Although many people still have a picture of America’s top one percent as the kind of old wealth gentry from a Jane Austen novel, let’s be clear that whatever their faults, a growing number of them acquired their vast riches through their own ingenuity. As my cousin so eloquently put it, “People don’t get rich through magic or mysticism.” What’s fascinating is that money itself seems to work in magical ways. At some point in their ascent, the rich pull away from the rest of society and can never be pulled back down, no matter the failure. Borders’ “retention bonuses” for top executives while filing for bankruptcy. The BP oil spill. And of course, the big kahuna, the 2008 stock market crash and bailout. Yes, rich people are self-made now, they may even be genuinely hard working, but because—like a genie who grants a wish for a hundred wishes—wealth begets more wealth, the gap between the rich and the poor is only going to grow larger.

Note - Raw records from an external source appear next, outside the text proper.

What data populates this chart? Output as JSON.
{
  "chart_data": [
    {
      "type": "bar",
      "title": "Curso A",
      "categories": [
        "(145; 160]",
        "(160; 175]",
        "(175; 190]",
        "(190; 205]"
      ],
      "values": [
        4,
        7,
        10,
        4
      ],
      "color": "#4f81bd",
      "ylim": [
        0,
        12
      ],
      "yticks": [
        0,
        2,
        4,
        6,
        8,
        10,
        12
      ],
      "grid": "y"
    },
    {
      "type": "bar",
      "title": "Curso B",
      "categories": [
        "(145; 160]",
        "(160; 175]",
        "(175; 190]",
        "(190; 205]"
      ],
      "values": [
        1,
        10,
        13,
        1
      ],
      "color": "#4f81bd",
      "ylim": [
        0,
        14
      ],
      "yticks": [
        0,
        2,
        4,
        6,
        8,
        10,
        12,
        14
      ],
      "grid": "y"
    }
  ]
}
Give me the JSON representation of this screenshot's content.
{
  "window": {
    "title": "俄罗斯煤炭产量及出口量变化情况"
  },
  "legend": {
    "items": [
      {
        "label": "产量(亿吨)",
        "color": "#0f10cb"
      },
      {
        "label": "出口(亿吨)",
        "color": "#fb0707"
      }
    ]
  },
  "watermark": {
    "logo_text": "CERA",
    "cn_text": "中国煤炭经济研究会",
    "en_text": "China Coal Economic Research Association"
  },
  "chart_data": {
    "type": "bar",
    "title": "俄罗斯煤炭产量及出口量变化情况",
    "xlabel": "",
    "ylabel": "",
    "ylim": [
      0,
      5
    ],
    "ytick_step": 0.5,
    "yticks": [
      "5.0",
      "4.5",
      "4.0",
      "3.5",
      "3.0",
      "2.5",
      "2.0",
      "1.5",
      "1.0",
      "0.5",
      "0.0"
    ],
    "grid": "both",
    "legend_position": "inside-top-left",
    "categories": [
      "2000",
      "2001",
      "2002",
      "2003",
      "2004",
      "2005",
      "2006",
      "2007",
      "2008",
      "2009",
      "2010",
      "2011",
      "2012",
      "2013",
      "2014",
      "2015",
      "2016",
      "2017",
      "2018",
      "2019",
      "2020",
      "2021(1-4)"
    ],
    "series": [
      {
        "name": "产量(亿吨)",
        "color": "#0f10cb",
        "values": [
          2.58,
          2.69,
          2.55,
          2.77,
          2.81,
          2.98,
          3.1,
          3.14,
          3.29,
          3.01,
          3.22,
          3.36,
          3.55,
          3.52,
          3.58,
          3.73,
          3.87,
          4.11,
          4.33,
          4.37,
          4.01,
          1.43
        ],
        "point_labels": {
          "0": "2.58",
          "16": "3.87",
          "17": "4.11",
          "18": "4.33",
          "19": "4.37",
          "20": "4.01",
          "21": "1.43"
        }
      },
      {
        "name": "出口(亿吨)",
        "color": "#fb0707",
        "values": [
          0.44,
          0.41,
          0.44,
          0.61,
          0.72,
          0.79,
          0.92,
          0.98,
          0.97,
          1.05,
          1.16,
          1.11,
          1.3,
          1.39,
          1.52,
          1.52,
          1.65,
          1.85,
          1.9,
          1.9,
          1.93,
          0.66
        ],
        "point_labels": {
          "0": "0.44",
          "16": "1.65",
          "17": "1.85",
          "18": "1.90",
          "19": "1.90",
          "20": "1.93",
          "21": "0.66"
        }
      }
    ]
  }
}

Look at Duckburg. Here’s a town founded on the industry and wealth creation of Scrooge McDuck. In theory, as the town grows and industrializes, other members of this socially mobile society would climb the economic ladder to take their place alongside Scrooge, albeit maybe a step or two down. In theory, his wealth should trickle down to everyone else. That’s not the case—Scrooge is and always will be the richest duck in Duckburg with his comically huge mansion and his towering money bin overlooking the city like a menacing sentinel, a sinister icon reminding citizens of their position in life. I think anyone with even a passing knowledge of the character can guess why. Number one is that Scrooge hoards his money in a gigantic money bin, sucking it out of the economy. Number two, he’s a globetrotting duck, without genuine roots in any country much less city, and so he invests his wealth on a global scale. Later in The Life and Times of Scrooge McDuck, Scrooge returns to Glasgow following his success mining for gold in Canada. There, he finds that his newfound riches alienate him from everyone around him. The Scottish have formed an angry mob with signs which read, “Robber baron!” and “The highlands were nae good enough fer ya, eh?” He’s spent so much time looking for financial opportunities around the world he’s lost touch with his heritage. After failing at all the various Scottish games like throwing logs and sheep sheering, he finally decides he no longer has a place in his former home.